The Regional Comprehensive Economic Partnership (RCEP), a mega trade bloc comprising 15 countries led by China that came into existence on Sunday, said India would have to write expressing “intention” to join the organisation to restart negotiation for membership. In a statement made public after the initialising ceremony among the member-countries on the sidelines of the 37th ASEAN Summit held virtually, the newly formed organisation has laid down the path for restarting discussion that had failed to admit India earlier and said “new” developments would be taken into consideration when India re-applied.
“The RCEP signatory states will commence negotiations with India at any time after the signing of the RCEP Agreement once India submits a request in writing of its intention to accede to the RCEP Agreement to the depository of the RCEP Agreement, taking into consideration the latest status of India’s participation in the RCEP negotiations and any new development thereafter,” declared the RCEP, which consists of the 10 ASEAN members and Australia, China, Japan, South Korea and New Zealand. The China-backed group is expected to represent at least 30% of the global GDP and will emerge as the largest free trade agreement in the world.
The mega trade bloc is a landmark trade initiative which is expected to boost commerce among the member-countries spread across the Asia-Pacific region. Prime Minister Narendra Modi addressed the ASEAN Summit on November 12 and highlighted the necessity for peace and stability in the region but maintained silence regarding RCEP, indicating India’s difficulty in welcoming the China-backed grouping. India’s ties with China in recent months have been disturbed by the military tension in eastern Ladakh along the LAC. In the meantime, India has also held maritime exercise with Japan, Australia, United States for the “Quad” that was interpreted as an anti-China move. However, these moves did not influence Japanese and Australian plans regarding RCEP. Experts are interpreting the beginning of RCEP as a major development that will help China and trade in Asia-Pacific region in the post-COVID-19 scenario.
‘Leverage for China’
“The agreement means a lot for China, as it will give it access to Japanese and South Korean markets in a big way, as the three countries have not yet agreed on their FTA,” said Amitendu Palit, Senior Research Fellow and Research Lead (Trade and Economics), at the Institute of South Asian Studies, National University of Singapore. “The fact this happened, despite the pandemic, is certainly leverage for China, and shows the idea of decoupling from China is not a substantive issue in a regional sense.”

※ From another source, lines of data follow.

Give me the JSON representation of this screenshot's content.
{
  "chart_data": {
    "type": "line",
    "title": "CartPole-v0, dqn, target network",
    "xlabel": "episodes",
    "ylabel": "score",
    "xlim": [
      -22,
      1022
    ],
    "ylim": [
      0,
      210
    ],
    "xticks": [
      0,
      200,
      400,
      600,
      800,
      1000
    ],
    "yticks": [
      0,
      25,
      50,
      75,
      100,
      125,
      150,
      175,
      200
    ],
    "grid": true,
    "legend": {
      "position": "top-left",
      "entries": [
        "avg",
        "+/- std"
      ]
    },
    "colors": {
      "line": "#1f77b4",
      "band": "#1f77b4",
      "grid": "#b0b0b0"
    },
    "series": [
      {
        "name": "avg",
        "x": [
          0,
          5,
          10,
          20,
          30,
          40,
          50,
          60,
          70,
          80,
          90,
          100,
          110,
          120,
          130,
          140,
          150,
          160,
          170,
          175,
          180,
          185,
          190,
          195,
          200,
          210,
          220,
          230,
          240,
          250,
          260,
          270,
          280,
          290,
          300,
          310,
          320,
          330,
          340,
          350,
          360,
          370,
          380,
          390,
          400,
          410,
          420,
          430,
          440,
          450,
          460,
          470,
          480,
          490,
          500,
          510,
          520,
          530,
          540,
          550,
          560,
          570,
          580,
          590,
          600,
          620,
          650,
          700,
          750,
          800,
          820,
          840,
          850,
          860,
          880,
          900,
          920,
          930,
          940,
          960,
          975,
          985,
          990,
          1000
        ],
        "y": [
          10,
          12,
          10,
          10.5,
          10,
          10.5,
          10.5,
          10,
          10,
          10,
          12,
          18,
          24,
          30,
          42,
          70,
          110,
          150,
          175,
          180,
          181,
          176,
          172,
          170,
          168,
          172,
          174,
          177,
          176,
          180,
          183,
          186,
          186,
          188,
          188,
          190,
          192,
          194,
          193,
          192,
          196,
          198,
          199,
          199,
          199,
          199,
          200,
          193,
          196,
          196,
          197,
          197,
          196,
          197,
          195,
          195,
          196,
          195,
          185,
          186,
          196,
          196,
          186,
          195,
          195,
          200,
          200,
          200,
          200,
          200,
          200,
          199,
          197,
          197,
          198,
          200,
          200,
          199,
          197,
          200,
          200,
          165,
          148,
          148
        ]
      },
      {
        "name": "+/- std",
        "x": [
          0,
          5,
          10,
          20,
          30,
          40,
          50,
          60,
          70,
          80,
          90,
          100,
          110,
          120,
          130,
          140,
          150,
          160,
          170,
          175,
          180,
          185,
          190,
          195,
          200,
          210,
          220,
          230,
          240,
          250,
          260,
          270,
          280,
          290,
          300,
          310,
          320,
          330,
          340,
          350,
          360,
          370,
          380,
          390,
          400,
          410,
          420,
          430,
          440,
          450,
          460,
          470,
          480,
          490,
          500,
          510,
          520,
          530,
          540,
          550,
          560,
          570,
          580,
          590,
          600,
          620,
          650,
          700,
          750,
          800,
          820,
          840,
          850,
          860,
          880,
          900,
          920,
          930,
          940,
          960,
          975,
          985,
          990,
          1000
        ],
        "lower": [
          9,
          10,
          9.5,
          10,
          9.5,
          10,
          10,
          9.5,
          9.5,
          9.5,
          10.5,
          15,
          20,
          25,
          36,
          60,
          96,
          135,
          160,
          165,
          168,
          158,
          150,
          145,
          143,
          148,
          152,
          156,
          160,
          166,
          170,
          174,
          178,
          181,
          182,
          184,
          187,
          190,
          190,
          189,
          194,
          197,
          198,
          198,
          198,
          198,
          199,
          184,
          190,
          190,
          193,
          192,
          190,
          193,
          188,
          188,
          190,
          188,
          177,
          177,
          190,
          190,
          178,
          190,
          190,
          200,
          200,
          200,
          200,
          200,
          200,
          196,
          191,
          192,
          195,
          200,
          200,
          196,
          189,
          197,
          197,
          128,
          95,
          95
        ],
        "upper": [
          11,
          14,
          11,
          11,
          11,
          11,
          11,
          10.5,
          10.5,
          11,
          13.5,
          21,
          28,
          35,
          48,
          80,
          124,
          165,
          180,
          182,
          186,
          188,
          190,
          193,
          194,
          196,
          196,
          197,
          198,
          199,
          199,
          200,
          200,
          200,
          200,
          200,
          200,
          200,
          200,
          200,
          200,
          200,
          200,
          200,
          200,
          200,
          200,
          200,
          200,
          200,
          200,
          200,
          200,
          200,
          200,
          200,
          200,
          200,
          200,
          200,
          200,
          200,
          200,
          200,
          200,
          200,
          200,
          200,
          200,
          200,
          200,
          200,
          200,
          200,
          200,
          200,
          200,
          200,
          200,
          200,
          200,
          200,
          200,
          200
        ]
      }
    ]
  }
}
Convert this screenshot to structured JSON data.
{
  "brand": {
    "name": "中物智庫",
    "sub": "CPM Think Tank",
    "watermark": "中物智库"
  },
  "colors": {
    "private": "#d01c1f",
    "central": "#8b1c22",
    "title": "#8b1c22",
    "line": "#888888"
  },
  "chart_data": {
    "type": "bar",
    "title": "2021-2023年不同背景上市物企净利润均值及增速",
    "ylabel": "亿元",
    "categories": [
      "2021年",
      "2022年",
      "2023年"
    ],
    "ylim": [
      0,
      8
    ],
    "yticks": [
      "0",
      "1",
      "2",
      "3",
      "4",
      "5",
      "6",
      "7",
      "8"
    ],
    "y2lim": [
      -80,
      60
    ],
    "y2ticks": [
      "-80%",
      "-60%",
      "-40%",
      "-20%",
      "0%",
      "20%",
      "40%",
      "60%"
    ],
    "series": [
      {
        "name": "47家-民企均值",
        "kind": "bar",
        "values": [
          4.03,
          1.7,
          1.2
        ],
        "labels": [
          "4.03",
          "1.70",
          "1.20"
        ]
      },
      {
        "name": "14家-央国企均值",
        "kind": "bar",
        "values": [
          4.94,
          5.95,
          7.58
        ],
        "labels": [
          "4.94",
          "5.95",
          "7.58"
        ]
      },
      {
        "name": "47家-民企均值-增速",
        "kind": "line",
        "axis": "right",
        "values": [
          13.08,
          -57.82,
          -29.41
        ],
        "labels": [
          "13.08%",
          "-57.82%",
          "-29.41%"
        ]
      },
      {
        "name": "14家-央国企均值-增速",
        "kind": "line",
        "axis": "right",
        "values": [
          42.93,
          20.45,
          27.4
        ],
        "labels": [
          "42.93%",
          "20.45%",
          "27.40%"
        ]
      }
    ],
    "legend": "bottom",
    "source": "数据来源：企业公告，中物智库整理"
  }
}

India had ended negotiation on RCEP last November over terms that were perceived to be against its interests. In May, The Hindu had reported that according to senior official sources, concerns regarding China in the post-coronavirus world scenario had prevented Delhi from restarting negotiation for membership of RCEP. India did not return to the negotiation despite request from the RCEP members who have discussed the trade pact for nearly eight years.
South China Sea
Concerns regarding China were reflected in the statements of External Affairs Minister S. Jaishankar who stuck to India’s well known position about the South China Sea. In his comments at the ministerial-level discussion of the 15th East Asia Summit (EAS), Mr. Jaishankar obliquely referred to China and said “actions and incidents” in the important maritime region eroded trust and suggested the need to adhere to the rules-based international system. He also maintained the need for “respecting territorial integrity and sovereignty” — an obvious reference to the tension at LAC and Chinese activities in Pakistan-occupied Kashmir..
It is understood that staying out of RCEP may interfere with India’s bilateral trading with the RCEP member-countries.